We recently reported the primary and main secondary outcomes of this randomised controlled trial in which we demonstrated that in FSHD strength training and albuterol are well tolerated and safe interventions with limited positive effect on muscle strength and volume [
35]. In the design of this study self-reported pain, experienced fatigue, functional status and psychological distress were predefined as explorative outcome measures.
The very limited positive effects of the strength training program on muscle strength and the absence of any detectable effects on experienced fatigue, functional status and psychological distress could reflect the inability of the diseased neuromuscular and cardiorespiratory system to respond with normal adaptations to the applied training stimulus. However, part of this lack of response could also be due to the specificity of the training [
15,
24]. The physiological adaptations to training are specific to muscle actions involved, speed of movement, range of motion, muscle groups trained, energy systems involved and intensity and volume of training [
3]. This means that a training program with dynamic exercises increases dynamic strength more than isometric strength, and vice versa. This phenomenon of specificity of training also has implications for the sensitivity of the outcome measures: e.g. the positive effect of a dynamic strength training program may be captured by using a dynamic evaluation technique, and might be missed using an isometric strength measure, a functional test (e.g. walking), or a functional disability questionnaire. Of course, the secondary outcomes not demonstrating any relevant or significant changes may also be due to the small number of muscle groups trained. The American College of Sports Medicine recommends exercising eight to ten major muscle groups to come to an effective training stimulus [
2]. All other recommendations to come to an effective, standardized, but safe and individualized exercise prescription were met. Based on our experience guardedly exercising eight to ten major muscle groups in neuromuscular patients does actually seem feasible. And finally, the FSHD population in this study turned out to have relatively moderate sickness-related dysfunction and no indications of abnormal psychological distress, so in retrospect perhaps one could hardly expect relevant changes.

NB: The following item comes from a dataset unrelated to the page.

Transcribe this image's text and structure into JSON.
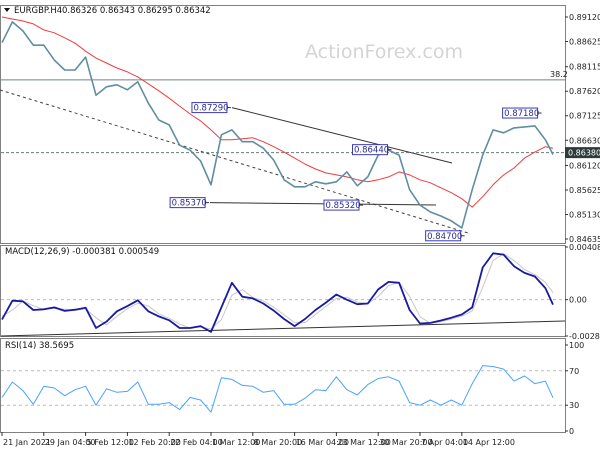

However, in this trial no signs of overuse, such as a decline in strength measures or training-related increase in pain or fatigue, were seen. This is of major clinical importance, because these findings do not support the hypothesis of extra risk for muscle strain in FSHD. Still, an extra liability for overwork weakness in more severely affected FSHD patients is not excluded. Based on our experience we tell our FSHD patients that ‘normal’ participation in sports and work appears not to harm their muscles but there is insufficient evidence to establish that it offers benefit. And, that there is insufficient evidence for general prescription of exercise programmes in FSHD.
Pain and fatigue are indeed frequent and clinically relevant symptoms in FSHD. More work is necessary to understand their pathophysiology, to study their relation with disease severity and functional disability, and to explore possible treatment strategies. Now that concise strength training of a few muscle groups has proven safe, a study on the effect of more comprehensive training programs designed to target goals more meaningful to these patients seems rational. And, although albuterol (SR capsules, 8 mg twice daily) did not have any effect on fatigue, functional status, and psychological distress, the limited positive effect on muscle strength and volume, and the good tolerability are sufficient ground for studies exploring alternative dosing regimens, and combinations with other ergogenic medication.